Issue: The master admin account for aims-keycloak is unable to login to the dashboard console.

ERROR [org.keycloak.services.error.KeycloakErrorHandler] (default task-3) Uncaught server error: com.fasterxml.jackson.databind.JsonMappingException: [no message for java.lang.NullPointerException]

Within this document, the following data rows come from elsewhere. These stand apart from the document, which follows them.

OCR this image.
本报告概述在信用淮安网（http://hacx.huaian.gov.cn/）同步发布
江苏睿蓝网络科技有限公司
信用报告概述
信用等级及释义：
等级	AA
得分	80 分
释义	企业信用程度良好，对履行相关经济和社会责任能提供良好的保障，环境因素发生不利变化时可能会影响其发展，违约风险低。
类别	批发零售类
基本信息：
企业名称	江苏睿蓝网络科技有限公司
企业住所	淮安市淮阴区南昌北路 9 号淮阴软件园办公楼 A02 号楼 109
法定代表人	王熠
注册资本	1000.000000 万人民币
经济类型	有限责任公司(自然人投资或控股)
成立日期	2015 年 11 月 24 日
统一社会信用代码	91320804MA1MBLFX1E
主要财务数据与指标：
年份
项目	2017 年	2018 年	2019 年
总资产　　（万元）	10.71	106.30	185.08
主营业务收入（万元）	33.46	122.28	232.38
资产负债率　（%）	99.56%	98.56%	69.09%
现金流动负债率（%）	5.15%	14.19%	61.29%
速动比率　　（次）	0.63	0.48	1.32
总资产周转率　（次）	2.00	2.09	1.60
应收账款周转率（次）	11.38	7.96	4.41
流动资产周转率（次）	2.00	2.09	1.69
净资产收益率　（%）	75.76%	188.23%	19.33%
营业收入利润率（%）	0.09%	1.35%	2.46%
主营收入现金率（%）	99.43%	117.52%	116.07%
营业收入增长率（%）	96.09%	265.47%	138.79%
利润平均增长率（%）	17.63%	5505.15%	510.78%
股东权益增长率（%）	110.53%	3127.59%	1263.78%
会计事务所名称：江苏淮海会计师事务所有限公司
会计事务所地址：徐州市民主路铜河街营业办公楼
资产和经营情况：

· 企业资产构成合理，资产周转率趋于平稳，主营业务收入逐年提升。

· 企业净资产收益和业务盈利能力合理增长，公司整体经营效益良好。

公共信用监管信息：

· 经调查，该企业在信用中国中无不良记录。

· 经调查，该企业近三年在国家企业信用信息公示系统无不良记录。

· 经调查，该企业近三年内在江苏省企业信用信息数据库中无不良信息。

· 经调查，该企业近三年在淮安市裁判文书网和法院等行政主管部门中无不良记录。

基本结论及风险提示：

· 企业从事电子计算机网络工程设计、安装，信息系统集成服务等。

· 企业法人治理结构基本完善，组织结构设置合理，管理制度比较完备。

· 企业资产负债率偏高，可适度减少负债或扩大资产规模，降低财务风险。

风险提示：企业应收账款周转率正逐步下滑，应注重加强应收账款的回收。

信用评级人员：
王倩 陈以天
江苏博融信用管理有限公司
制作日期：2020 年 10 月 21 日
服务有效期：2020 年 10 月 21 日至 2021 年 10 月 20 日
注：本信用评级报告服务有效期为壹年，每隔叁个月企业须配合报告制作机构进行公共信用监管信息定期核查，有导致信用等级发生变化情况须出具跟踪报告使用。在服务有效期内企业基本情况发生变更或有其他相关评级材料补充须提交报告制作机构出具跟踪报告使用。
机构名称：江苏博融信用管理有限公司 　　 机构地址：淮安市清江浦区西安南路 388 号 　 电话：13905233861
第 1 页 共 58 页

Caused by: java.lang.NullPointerException
    at org.keycloak.keycloak-services@16.1.1//org.keycloak.authorization.common.UserModelIdentity.hasClientRole(UserModelIdentity.java:62)
    at org.keycloak.keycloak-services@16.1.1//org.keycloak.services.resources.admin.permissions.MgmtPermissions.hasOneAdminRole(MgmtPermissions.java:176)
    at org.keycloak.keycloak-services@16.1.1//org.keycloak.services.resources.admin.permissions.MgmtPermissions.canView(MgmtPermissions.java:359)
    at org.keycloak.keycloak-services@16.1.1//org.keycloak.services.resources.admin.RealmsAdminResource.toRealmRep(RealmsAdminResource.java:106)
    at org.keycloak.keycloak-services@16.1.1//org.keycloak.services.resources.admin.RealmsAdminResource.lambda$getRealms$0(RealmsAdminResource.java:100)

Issue happened after upgrading PostgreSQL 14.3 to 14.4, after rolling back everything was working again.